While the GOP leadership is under assault from their imcompetence and corruption, ours continues to get
glowing praise.
There's nothing fancy about Harry Reid, the Democratic leader in the Senate. Sartorially, he is a symphony in brown. He hails from a Nevada eye-blink called Searchlight, but isn't at ease in the spotlight. "I would just as soon never have a press conference," he says. An amateur boxer in his youth, the 65-year-old Reid's idea of a good time is to watch reruns of famous bouts on ESPN Classic. A favorite was on the other night: the 1955 epic between Archie Moore and Rocky Marciano. "Moore flattened Rocky early," Reid said. "Had him down, almost out. But by patience and sheer determination Marciano came back, round by round, and won. Both guys were cut and bloody when it was over." [...]

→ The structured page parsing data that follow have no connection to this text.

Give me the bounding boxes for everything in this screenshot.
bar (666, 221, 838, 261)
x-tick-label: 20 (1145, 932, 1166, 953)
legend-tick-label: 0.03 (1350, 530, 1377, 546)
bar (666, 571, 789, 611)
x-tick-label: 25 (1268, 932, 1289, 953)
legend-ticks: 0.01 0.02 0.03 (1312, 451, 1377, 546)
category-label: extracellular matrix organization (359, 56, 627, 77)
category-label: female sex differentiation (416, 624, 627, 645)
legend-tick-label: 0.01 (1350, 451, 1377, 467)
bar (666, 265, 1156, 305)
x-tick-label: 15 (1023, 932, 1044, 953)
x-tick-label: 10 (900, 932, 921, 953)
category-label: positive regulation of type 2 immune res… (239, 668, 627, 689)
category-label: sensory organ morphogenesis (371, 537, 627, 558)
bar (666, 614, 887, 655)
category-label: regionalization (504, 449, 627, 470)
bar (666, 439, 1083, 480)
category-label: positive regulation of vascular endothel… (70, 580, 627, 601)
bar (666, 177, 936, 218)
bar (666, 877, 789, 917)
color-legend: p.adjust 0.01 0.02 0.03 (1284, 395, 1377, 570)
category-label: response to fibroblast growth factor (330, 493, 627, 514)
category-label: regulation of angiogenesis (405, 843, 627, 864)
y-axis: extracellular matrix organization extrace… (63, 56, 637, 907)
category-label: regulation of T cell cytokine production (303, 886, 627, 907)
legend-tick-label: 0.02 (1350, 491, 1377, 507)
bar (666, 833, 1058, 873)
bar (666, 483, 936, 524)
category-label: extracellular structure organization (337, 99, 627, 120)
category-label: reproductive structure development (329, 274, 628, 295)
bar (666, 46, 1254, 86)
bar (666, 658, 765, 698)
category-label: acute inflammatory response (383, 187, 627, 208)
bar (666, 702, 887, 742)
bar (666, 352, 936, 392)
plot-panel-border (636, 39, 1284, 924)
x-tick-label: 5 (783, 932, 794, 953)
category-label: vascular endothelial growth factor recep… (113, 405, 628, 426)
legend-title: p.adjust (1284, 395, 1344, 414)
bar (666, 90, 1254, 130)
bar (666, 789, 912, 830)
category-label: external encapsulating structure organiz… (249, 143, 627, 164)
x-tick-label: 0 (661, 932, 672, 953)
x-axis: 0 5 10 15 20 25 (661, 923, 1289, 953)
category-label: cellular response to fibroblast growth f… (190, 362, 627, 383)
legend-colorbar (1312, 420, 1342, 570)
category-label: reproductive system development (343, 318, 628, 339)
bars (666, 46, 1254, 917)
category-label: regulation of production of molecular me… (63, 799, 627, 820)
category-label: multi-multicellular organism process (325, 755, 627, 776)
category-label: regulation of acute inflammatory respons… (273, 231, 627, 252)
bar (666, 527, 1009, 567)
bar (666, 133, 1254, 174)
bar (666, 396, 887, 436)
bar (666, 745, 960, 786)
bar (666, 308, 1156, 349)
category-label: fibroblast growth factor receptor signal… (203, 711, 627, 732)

Reid, with 37 years in politics, is prospering partly by doing what shrewd boxers do in the early rounds to survive: let the other guy overreach. Proudly unphilosophical, he thinks the Democratic Party needs no soul-searching. "I believe in simplicity," he says. "Health care, pensions, energy independence--that's my agenda." [...]
While Reid himself is low-key, the allies he organizes throughout the city--polltakers, consultants, liberal lobbyists--are not. He has commissioned virtual "war rooms," which coordinate the use of focus-grouped attack language in ads and speeches on two main issues. The first was Social Security. Now comes the war of words over the Senate's hallowed "filibuster rule," which allows a minority of 41 members to use the privilege of talking endlessly to kill any legislative action--such as a judicial nomination they don't like. Reid's poll-tested line of attack: ending the filibuster rule would destroy the separation of powers envisioned by the Founding Fathers. It's not clear whether Frist has the support--or the nerve--to press for a vote on ending the rule. His own advisers are divided.
There is no such hesitancy in Reid's corner of the ring. He has all 44 Democrats with him, and is trying to lure defectors from the GOP with a coalition that includes some unlikely names, like the Gun Owners of America and the YWCA. If Republicans push a vote and prevail, he says, he'll shut down virtually all business in the Senate by other parliamentary means. He is aware of what happened to Republicans years ago when they did something similar to Bill Clinton over the budget--they made themselves look unpatriotic, and made Clinton look like a hero. "This is a different situation," he says. "There is much more at stake now. I don't want it to happen, but if it does, so be it," he shrugs. He didn't sound like he was spoiling for a fight--only like he expected to be the last man standing.
Dean, Reid and Pelosi, versus Bush, Frist and DeLay. I'll take our guys any day of the week.